名古屋の配管工事会社、建設業界の人手不足と技能承継にAIで挑む – 従業員8割が1年間のAI人材育成を開始

株式会社P・C・Gテクニカ(本社:愛知県名古屋市)は、2026年2月より、従業員のおよそ8割にあたる54名を対象とした1年間のAI人材育成プログラムを開始しました。これは、建設業界で深刻化する人手不足や熟練技術の引き継ぎといった課題に対し、データ活用型の組織へ変わることを目指す取り組みです。

オフィスで従業員が作業している様子

なぜ今、建設業界でAI人材育成が必要なのか

建設業界では、人手不足と職人の高齢化が進み、長年培われた技術を次の世代に伝えることが大きな課題となっています。その一方で、最近ではAI(人工知能)が大きく進化し、建物の設計、費用の見積もり、工事の管理、事務作業など、さまざまな業務を効率化できる可能性が広がっています。

しかし、AIをうまく使うためには、まず会社の中にある情報を整理し、AIが使える形にすることが大切です。

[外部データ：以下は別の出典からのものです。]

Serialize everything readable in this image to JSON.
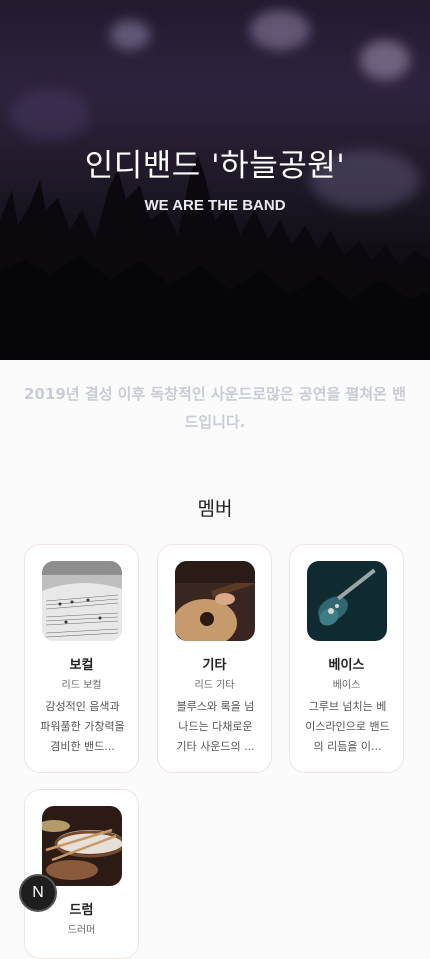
{
  "hero": {
    "title": "인디밴드 '하늘공원'",
    "subtitle": "WE ARE THE BAND"
  },
  "intro": "2019년 결성 이후 독창적인 사운드로많은 공연을 펼쳐온 밴드입니다.",
  "members_section": {
    "title": "멤버",
    "members": [
      {
        "name": "보컬",
        "role": "리드 보컬",
        "desc": "감성적인 음색과 파워풀한 가창력을 겸비한 밴드...",
        "photo_icon": "sheet-music-icon"
      },
      {
        "name": "기타",
        "role": "리드 기타",
        "desc": "블루스와 록을 넘나드는 다채로운 기타 사운드의 ...",
        "photo_icon": "guitar-icon"
      },
      {
        "name": "베이스",
        "role": "베이스",
        "desc": "그루브 넘치는 베이스라인으로 밴드의 리듬을 이...",
        "photo_icon": "bass-guitar-icon"
      },
      {
        "name": "드럼",
        "role": "드러머",
        "desc": "",
        "photo_icon": "drum-kit-icon"
      }
    ]
  },
  "fab": {
    "label": "N"
  }
}
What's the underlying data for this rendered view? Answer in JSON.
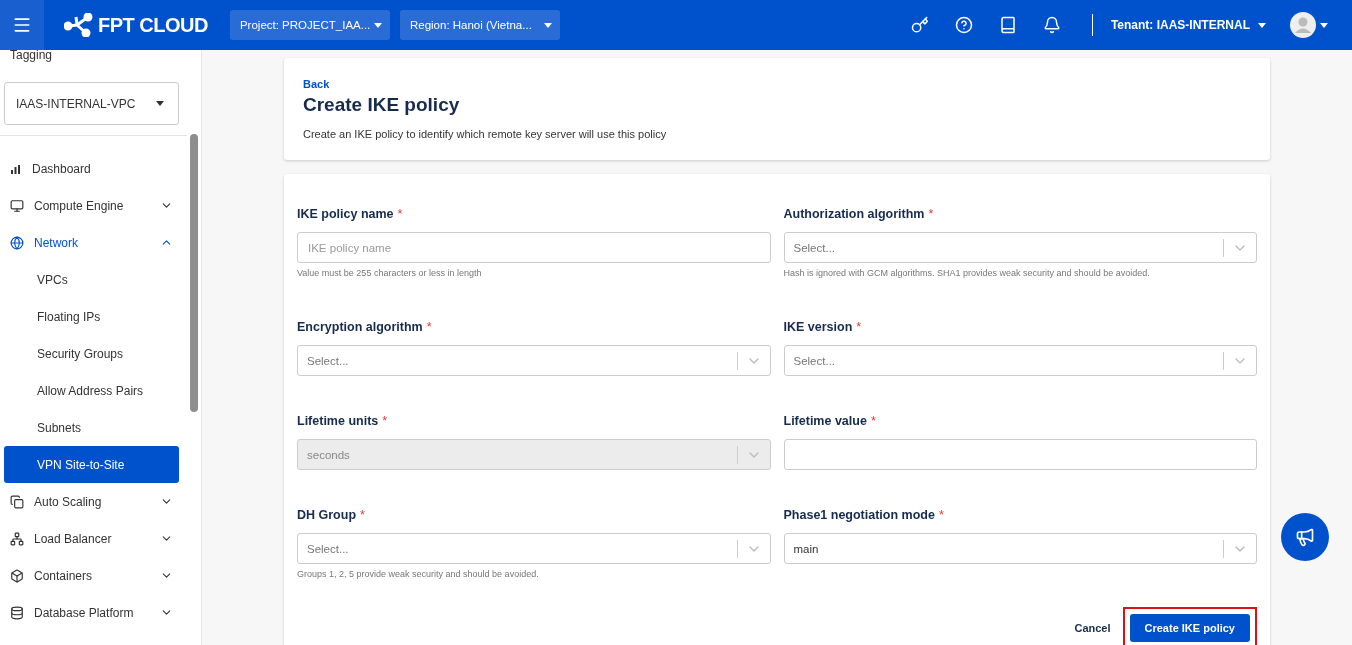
{
  "topbar": {
    "brand": "FPT CLOUD",
    "project": "Project: PROJECT_IAA...",
    "region": "Region: Hanoi (Vietna...",
    "tenant": "Tenant: IAAS-INTERNAL"
  },
  "sidebar": {
    "top_item": "Tagging",
    "vpc_select": "IAAS-INTERNAL-VPC",
    "items": [
      {
        "kind": "link",
        "label": "Dashboard",
        "selected": false
      },
      {
        "kind": "group",
        "label": "Compute Engine",
        "expanded": false,
        "selected": false
      },
      {
        "kind": "group",
        "label": "Network",
        "expanded": true,
        "selected": true,
        "children": [
          {
            "label": "VPCs",
            "selected": false
          },
          {
            "label": "Floating IPs",
            "selected": false
          },
          {
            "label": "Security Groups",
            "selected": false
          },
          {
            "label": "Allow Address Pairs",
            "selected": false
          },
          {
            "label": "Subnets",
            "selected": false
          },
          {
            "label": "VPN Site-to-Site",
            "selected": true
          }
        ]
      },
      {
        "kind": "group",
        "label": "Auto Scaling",
        "expanded": false,
        "selected": false
      },
      {
        "kind": "group",
        "label": "Load Balancer",
        "expanded": false,
        "selected": false
      },
      {
        "kind": "group",
        "label": "Containers",
        "expanded": false,
        "selected": false
      },
      {
        "kind": "group",
        "label": "Database Platform",
        "expanded": false,
        "selected": false
      }
    ]
  },
  "header": {
    "back": "Back",
    "title": "Create IKE policy",
    "description": "Create an IKE policy to identify which remote key server will use this policy"
  },
  "form": {
    "fields": [
      {
        "kind": "text",
        "label": "IKE policy name",
        "required_mark": "*",
        "placeholder": "IKE policy name",
        "hint": "Value must be 255 characters or less in length",
        "disabled": false
      },
      {
        "kind": "select",
        "label": "Authorization algorithm",
        "required_mark": "*",
        "placeholder": "Select...",
        "hint": "Hash is ignored with GCM algorithms. SHA1 provides weak security and should be avoided.",
        "disabled": false
      },
      {
        "kind": "select",
        "label": "Encryption algorithm",
        "required_mark": "*",
        "placeholder": "Select...",
        "disabled": false
      },
      {
        "kind": "select",
        "label": "IKE version",
        "required_mark": "*",
        "placeholder": "Select...",
        "disabled": false
      },
      {
        "kind": "select",
        "label": "Lifetime units",
        "required_mark": "*",
        "value": "seconds",
        "disabled": true
      },
      {
        "kind": "text",
        "label": "Lifetime value",
        "required_mark": "*",
        "disabled": false
      },
      {
        "kind": "select",
        "label": "DH Group",
        "required_mark": "*",
        "placeholder": "Select...",
        "hint": "Groups 1, 2, 5 provide weak security and should be avoided.",
        "disabled": false
      },
      {
        "kind": "select",
        "label": "Phase1 negotiation mode",
        "required_mark": "*",
        "value": "main",
        "disabled": false
      }
    ],
    "cancel": "Cancel",
    "submit": {
      "label": "Create IKE policy",
      "highlighted": true
    }
  }
}
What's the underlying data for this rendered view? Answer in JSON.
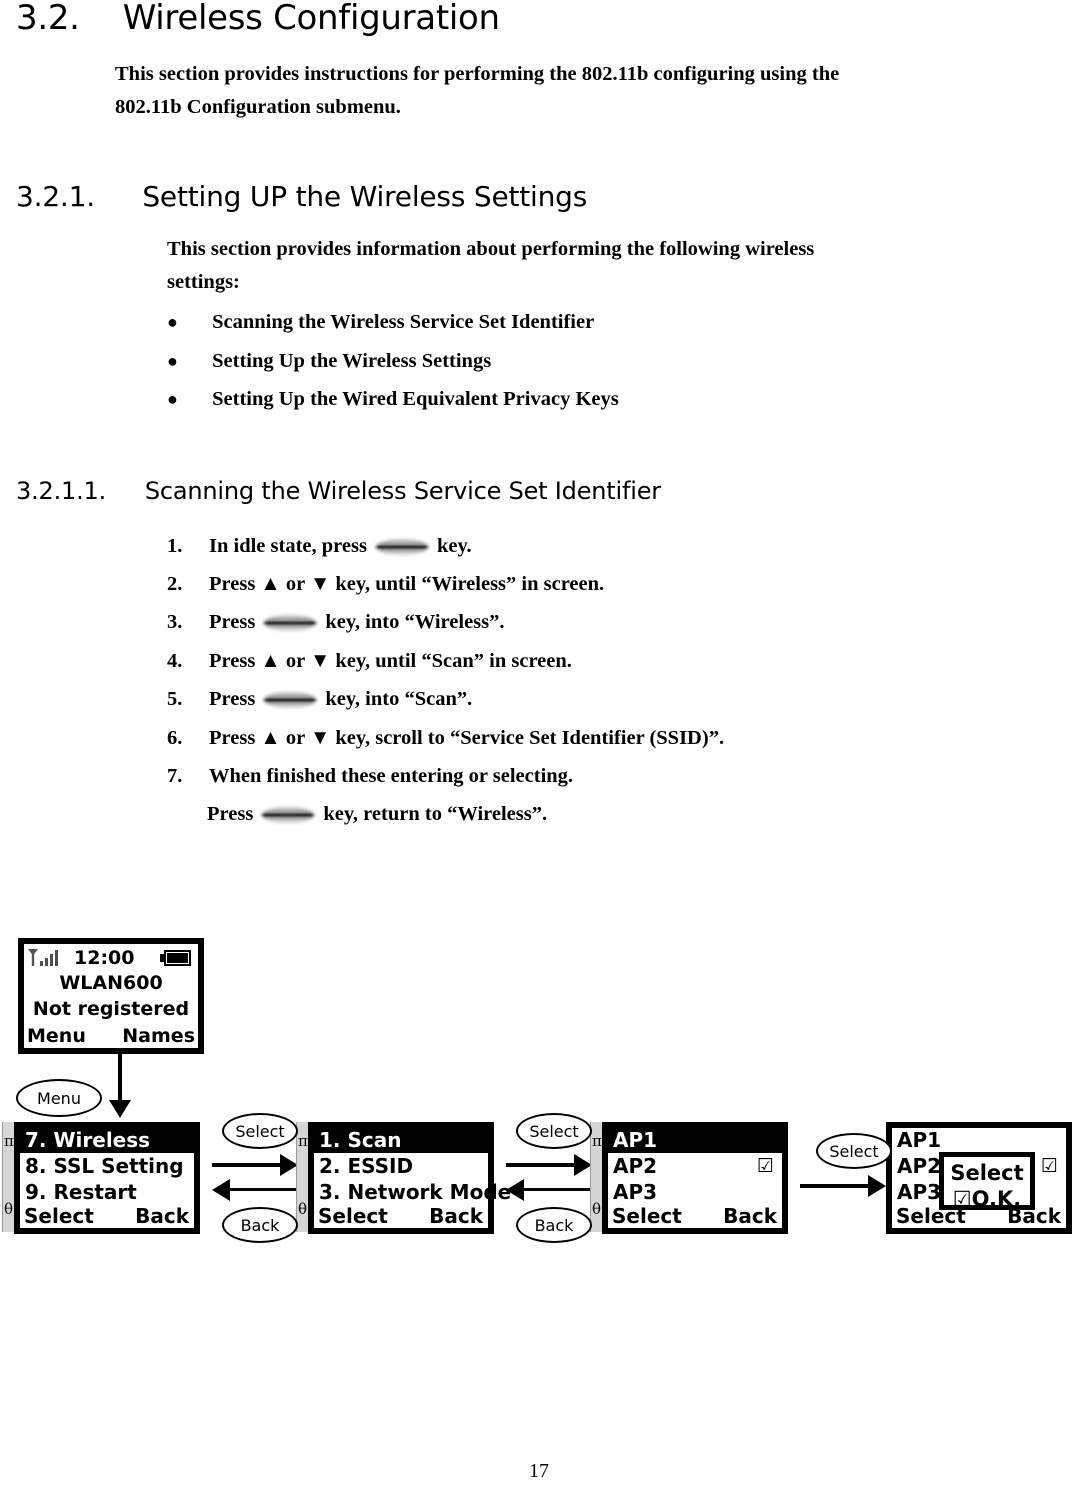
{
  "document": {
    "section_2": {
      "number": "3.2.",
      "title": "Wireless Configuration",
      "paragraph_line1": "This section provides instructions for performing the 802.11b configuring using the",
      "paragraph_line2": "802.11b Configuration submenu."
    },
    "section_2_1": {
      "number": "3.2.1.",
      "title": "Setting UP the Wireless Settings",
      "paragraph_line1": "This section provides information about performing the following wireless",
      "paragraph_line2": "settings:",
      "bullets": [
        "Scanning the Wireless Service Set Identifier",
        "Setting Up the Wireless Settings",
        "Setting Up the Wired Equivalent Privacy Keys"
      ],
      "bullet_glyph": "●"
    },
    "section_2_1_1": {
      "number": "3.2.1.1.",
      "title": "Scanning the Wireless Service Set Identifier",
      "steps": [
        {
          "index": "1.",
          "before": "In idle state, press",
          "key": "nav-key",
          "after": "key."
        },
        {
          "index": "2.",
          "before": "Press ▲ or ▼ key, until “Wireless” in screen.",
          "key": "",
          "after": ""
        },
        {
          "index": "3.",
          "before": "Press",
          "key": "nav-key",
          "after": "key, into “Wireless”."
        },
        {
          "index": "4.",
          "before": "Press ▲ or ▼ key, until “Scan” in screen.",
          "key": "",
          "after": ""
        },
        {
          "index": "5.",
          "before": "Press",
          "key": "nav-key",
          "after": "key, into “Scan”."
        },
        {
          "index": "6.",
          "before": "Press ▲ or ▼ key, scroll to “Service Set Identifier (SSID)”.",
          "key": "",
          "after": ""
        },
        {
          "index": "7.",
          "before": "When finished these entering or selecting.",
          "key": "",
          "after": ""
        },
        {
          "index": "",
          "before": "Press",
          "key": "nav-key",
          "after": "key, return to “Wireless”."
        }
      ]
    },
    "page_number": "17"
  },
  "flow": {
    "idle_screen": {
      "signal_icon": "signal-bars-icon",
      "clock": "12:00",
      "battery_icon": "battery-full-icon",
      "title": "WLAN600",
      "subtitle": "Not registered",
      "softkey_left": "Menu",
      "softkey_right": "Names"
    },
    "callouts": {
      "menu": "Menu",
      "select": "Select",
      "back": "Back"
    },
    "scroll_rail": {
      "up_glyph": "π",
      "down_glyph": "θ"
    },
    "screens": [
      {
        "name": "wireless-menu",
        "rows": [
          {
            "label": "7. Wireless",
            "selected": true,
            "checked": false
          },
          {
            "label": "8. SSL Setting",
            "selected": false,
            "checked": false
          },
          {
            "label": "9. Restart",
            "selected": false,
            "checked": false
          }
        ],
        "softkey_left": "Select",
        "softkey_right": "Back"
      },
      {
        "name": "wireless-submenu",
        "rows": [
          {
            "label": "1. Scan",
            "selected": true,
            "checked": false
          },
          {
            "label": "2. ESSID",
            "selected": false,
            "checked": false
          },
          {
            "label": "3. Network Mode",
            "selected": false,
            "checked": false
          }
        ],
        "softkey_left": "Select",
        "softkey_right": "Back"
      },
      {
        "name": "ap-list",
        "rows": [
          {
            "label": "AP1",
            "selected": true,
            "checked": false
          },
          {
            "label": "AP2",
            "selected": false,
            "checked": true
          },
          {
            "label": "AP3",
            "selected": false,
            "checked": false
          }
        ],
        "softkey_left": "Select",
        "softkey_right": "Back"
      },
      {
        "name": "ap-list-confirm",
        "rows": [
          {
            "label": "AP1",
            "selected": false,
            "checked": false
          },
          {
            "label": "AP2",
            "selected": false,
            "checked": true
          },
          {
            "label": "AP3",
            "selected": false,
            "checked": false
          }
        ],
        "softkey_left": "Select",
        "softkey_right": "Back",
        "popup": {
          "line1": "Select",
          "line2": "☑O.K."
        }
      }
    ],
    "check_glyph": "☑"
  }
}
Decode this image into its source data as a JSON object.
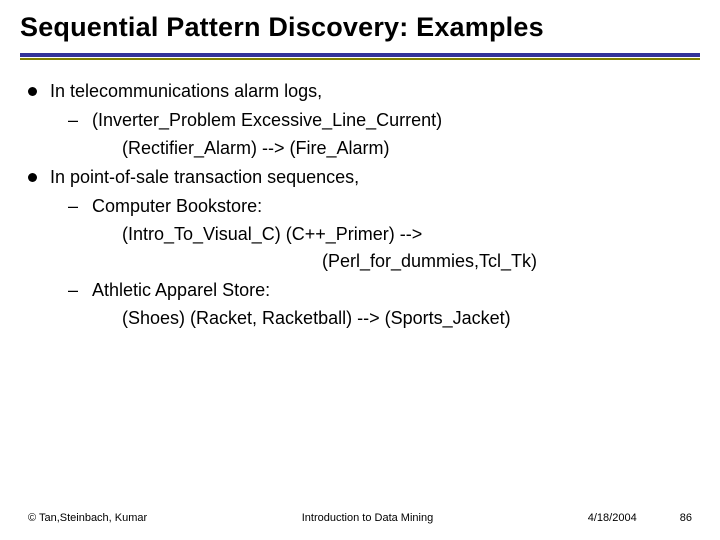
{
  "title": "Sequential Pattern Discovery: Examples",
  "bullets": [
    {
      "text": "In telecommunications alarm logs,",
      "sub": [
        {
          "text": "(Inverter_Problem  Excessive_Line_Current)",
          "details": [
            "(Rectifier_Alarm) --> (Fire_Alarm)"
          ]
        }
      ]
    },
    {
      "text": "In point-of-sale transaction sequences,",
      "sub": [
        {
          "text": "Computer Bookstore:",
          "details": [
            "(Intro_To_Visual_C)  (C++_Primer) -->"
          ],
          "details2": [
            "(Perl_for_dummies,Tcl_Tk)"
          ]
        },
        {
          "text": "Athletic Apparel Store:",
          "details": [
            "(Shoes) (Racket, Racketball) --> (Sports_Jacket)"
          ]
        }
      ]
    }
  ],
  "footer": {
    "left": "© Tan,Steinbach, Kumar",
    "center": "Introduction to Data Mining",
    "date": "4/18/2004",
    "page": "86"
  }
}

P・C・Gテクニカが専門とする配管修繕工事は、建物ごとに状況が大きく異なるため、過去の工事記録や建物の老朽化に関する情報がそれぞれの現場に散らばりがちでした。そのため、多くの判断が担当者の経験や勘に頼ることが多かったといいます。創業から60年で集めてきたデータを整理し、次の仕事に役立てる形にすることが、AI活用の第一歩だと考えられています。同社は、今のうちに動き出すことが将来の競争力につながると判断し、会社全体で人材育成に取り組んでいます。

作業員が現場で配管作業をしている様子

100億円構想に向けた基盤整備を開始

2024年1月に二代目社長が就任してからの2年間で、P・C・Gテクニカは売上を増やし、代理店のネットワークを強化してきました。2033年までに売上高100億円を達成するという目標を掲げています。しかし、事業が大きくなる一方で、「特定の担当者に業務が集中している」「情報の共有が十分ではない」といった課題も見えてきました。個人の知識や経験を会社全体の財産として積み重ねる仕組みがなければ、安定した成長は難しいと判断したとのことです。今回のAI人材育成は、その仕組み作りの中心となる計画です。

AI人材育成プログラムの内容

この取り組みでは、外部のAI人材育成プログラムを活用し、毎月1回の定期講座を1年間実施します。受講者には専門のトレーナーがつき、実際の仕事でAIを使えるようになるまでサポートします。この研修には、厚生労働省の「人材開発支援助成金」の活用も予定されています。

《主な講座内容》

  • 生成AIの基礎理解

  • 業務効率化への応用

  • プロンプト設計

  • 議事録作成・資料作成支援

  • データ整理および分析の考え方

組織強化で、建物の“健康寿命”を延ばす企業へ

この取り組みを通じて、工事の記録や劣化の情報を整理し、将来の建物の傷みを予測しながら、より適切な工事の方法を選べる体制づくりを進めていく予定です。今後は、現場で働く職人もスマートフォンを使って情報共有に参加し、現場と事務の仕事をデジタルでつなぐことで、さらに業務を効率化することを目指しています。建物の給排水管再生事業を専門として60年、時代の変化に対応しながら、建物の“健康寿命”を延ばす企業として、持続可能な設備改修のモデルを作り上げていく方針です。

代表取締役 藤井 要氏のコメント

代表取締役の藤井 要氏は、「生成AIの進化は想像以上の速さで進んでいます。しかし、ただツールを入れるだけでは意味がありません。大切なのは、それを使いこなせる人材と、それを活かせる組織を作ることです。配管工事という専門分野で培ってきた現場の力に、デジタルの力を組み合わせる。その挑戦が100億円構想、そして次の時代の競争力につながると考えています。私たちは、まず人を育てることから始めます。」と述べています。

SDGsバッジをつけた日本人男性

株式会社P・C・Gテクニカについて

株式会社P・C・Gテクニカは、1964年に設立されました。社名の「PCG」は「Pipe Clean Guarantee」の略で、配管をきれいにする会社として、給排水管の更生工事を主な事業としています。持続可能な社会の実現を目指し、SDGsの活動にも賛同し支援しています。